I haven’t posted in a while, why? Well I’m scared as I don’t want to be hated by other readers of this blog and I don’t want to come across as ungrateful that I’m finally 10 weeks pregnant. The gratefulness that I feel down to my toes is hard to explain, I can’t believe how much I love my little Bobim who is only 3cm or so in length.
I just wish that I wasn’t having such a hard time of it all, the morning sickness comes back with a vengeance if I don’t take Maxalon and even though it is a pregnant friendly drug, I really don’t want to rely on them.
Tiredness is an understatement of the year, I have felt tired in my life before but up until now I may not have really grasped the meaning. I find myself having naps on the weekends and part of me is already planing on a nap tomorrow (Australia Day). I normally can’t sleep during the day but this has all changed, I can sleep in the midst of a 40-degree (Celsius) day with the curtains open.

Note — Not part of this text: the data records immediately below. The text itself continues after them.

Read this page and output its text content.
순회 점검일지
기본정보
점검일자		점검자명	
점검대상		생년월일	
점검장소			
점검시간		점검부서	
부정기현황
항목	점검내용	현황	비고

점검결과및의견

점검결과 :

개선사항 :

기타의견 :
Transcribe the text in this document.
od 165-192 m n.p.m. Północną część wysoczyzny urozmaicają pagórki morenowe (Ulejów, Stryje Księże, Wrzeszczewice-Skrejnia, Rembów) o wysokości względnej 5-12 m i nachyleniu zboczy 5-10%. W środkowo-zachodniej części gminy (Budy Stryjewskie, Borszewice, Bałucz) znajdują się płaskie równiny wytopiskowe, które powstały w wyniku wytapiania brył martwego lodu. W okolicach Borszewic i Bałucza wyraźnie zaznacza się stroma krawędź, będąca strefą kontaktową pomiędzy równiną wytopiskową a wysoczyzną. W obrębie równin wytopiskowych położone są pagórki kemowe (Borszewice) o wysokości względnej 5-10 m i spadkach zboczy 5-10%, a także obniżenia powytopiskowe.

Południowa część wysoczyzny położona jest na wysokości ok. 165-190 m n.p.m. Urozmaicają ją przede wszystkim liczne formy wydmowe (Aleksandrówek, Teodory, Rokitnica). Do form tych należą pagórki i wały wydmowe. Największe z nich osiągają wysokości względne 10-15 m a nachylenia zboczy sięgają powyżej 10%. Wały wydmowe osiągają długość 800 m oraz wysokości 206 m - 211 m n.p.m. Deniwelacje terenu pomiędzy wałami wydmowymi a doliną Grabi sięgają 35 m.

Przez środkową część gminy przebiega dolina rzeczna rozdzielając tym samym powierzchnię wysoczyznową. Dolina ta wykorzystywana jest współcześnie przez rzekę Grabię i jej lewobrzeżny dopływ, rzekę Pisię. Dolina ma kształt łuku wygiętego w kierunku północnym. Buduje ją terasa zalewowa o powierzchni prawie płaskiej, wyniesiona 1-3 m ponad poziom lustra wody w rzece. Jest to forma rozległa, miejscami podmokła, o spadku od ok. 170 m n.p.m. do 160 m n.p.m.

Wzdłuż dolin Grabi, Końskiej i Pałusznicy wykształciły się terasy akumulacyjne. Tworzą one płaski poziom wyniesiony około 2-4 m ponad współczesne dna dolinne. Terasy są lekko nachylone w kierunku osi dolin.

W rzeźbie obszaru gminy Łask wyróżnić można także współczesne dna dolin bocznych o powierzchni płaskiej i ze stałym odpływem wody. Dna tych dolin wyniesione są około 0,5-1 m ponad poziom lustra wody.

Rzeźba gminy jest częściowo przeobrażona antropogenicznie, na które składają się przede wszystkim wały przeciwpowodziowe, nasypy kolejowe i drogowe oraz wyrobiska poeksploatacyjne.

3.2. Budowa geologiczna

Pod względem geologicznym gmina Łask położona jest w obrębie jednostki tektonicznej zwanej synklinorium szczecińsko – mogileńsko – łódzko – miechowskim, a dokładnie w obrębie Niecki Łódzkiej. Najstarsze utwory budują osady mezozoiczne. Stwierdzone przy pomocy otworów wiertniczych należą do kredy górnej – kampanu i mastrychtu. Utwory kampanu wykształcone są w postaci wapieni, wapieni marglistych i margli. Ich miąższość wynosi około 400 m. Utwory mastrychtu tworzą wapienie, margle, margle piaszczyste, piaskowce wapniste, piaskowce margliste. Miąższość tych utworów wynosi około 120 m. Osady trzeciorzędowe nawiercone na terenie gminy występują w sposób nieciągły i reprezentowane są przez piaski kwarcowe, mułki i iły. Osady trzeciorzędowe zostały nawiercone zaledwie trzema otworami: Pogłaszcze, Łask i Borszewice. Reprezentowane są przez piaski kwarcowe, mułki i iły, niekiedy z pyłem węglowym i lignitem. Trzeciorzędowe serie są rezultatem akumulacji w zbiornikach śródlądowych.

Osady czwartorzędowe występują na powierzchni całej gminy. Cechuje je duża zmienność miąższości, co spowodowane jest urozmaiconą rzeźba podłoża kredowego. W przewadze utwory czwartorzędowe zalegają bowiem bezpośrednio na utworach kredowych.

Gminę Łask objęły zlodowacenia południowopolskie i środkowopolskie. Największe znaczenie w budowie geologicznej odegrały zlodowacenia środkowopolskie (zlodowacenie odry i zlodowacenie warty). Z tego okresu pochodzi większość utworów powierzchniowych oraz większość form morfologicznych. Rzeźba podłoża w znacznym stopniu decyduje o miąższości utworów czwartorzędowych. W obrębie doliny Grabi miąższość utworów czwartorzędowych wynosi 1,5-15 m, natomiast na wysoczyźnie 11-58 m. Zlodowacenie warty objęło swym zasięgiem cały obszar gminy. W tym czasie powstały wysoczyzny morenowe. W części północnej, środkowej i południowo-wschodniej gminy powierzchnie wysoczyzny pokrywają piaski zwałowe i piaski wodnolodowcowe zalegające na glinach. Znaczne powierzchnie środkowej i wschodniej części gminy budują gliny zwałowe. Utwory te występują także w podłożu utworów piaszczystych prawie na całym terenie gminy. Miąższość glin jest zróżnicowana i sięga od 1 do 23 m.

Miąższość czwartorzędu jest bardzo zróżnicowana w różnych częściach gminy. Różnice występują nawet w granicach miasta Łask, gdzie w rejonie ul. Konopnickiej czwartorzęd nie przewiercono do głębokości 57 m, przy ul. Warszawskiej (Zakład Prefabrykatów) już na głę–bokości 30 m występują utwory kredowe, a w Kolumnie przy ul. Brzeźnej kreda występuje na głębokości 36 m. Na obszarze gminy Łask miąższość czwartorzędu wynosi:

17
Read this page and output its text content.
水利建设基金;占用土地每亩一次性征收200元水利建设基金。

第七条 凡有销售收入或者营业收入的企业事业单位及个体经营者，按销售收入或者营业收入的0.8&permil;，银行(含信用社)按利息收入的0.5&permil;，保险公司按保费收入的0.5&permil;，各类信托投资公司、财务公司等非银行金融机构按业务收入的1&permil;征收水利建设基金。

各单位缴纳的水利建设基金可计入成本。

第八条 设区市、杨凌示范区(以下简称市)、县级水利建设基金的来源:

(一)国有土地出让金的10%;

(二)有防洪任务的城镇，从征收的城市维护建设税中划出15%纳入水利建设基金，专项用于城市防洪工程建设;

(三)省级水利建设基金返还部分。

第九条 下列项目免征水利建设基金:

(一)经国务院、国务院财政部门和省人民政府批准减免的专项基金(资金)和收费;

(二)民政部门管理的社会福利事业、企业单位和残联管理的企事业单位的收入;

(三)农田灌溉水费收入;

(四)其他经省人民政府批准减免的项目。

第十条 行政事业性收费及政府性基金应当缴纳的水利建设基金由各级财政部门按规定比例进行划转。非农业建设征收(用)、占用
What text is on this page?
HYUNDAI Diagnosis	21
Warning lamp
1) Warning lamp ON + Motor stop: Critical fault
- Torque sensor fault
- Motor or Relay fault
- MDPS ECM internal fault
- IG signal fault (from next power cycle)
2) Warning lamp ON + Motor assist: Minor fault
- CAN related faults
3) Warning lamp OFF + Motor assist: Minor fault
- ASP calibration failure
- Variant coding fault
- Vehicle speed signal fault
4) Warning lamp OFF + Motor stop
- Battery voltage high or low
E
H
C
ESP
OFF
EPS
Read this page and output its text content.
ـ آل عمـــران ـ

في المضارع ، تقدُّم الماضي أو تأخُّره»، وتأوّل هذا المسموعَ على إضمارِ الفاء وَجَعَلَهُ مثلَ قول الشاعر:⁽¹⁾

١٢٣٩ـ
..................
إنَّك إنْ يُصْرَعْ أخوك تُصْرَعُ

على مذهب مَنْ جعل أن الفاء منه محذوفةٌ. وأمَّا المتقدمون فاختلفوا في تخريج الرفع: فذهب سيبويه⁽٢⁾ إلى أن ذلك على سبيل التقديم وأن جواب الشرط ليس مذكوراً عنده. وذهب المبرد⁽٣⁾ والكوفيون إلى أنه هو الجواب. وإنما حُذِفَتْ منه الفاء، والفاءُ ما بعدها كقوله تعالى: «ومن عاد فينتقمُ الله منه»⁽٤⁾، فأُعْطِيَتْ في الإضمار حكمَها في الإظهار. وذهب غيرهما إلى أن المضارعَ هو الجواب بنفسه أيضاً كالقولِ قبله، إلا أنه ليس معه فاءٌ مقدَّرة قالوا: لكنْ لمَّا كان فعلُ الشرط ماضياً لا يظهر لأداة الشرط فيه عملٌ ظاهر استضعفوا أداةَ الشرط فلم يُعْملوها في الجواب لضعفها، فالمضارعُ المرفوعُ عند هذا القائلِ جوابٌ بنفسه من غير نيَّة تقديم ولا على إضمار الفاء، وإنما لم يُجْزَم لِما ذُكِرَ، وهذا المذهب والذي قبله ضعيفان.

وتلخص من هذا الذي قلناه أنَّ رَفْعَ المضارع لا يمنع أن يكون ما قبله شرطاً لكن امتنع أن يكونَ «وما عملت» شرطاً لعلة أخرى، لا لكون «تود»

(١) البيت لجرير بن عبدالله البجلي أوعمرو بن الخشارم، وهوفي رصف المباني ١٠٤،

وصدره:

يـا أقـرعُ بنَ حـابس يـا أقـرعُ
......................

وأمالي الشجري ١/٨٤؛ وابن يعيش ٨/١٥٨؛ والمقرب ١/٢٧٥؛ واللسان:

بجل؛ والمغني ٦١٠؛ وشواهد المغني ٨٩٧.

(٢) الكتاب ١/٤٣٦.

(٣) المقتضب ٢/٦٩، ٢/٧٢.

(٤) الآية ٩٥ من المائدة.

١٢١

I’m no longer able to read on the train, I attempt to but every day it is the same thing and that is I end up closing my eyes because I can’t keep them open.
I feel awful complaining about it all, but I also feel very fucking cheated that not only was I lumped with PCOS and fertility issues but also when I did fall pregnant it is not a breeze. Why the fuck did I assume that it would be a breeze? I don’t know but part of me did.
My only consolation is that the worse I feel the more I know Bobim is sticking around and hanging in there, even though I can’t feel anything.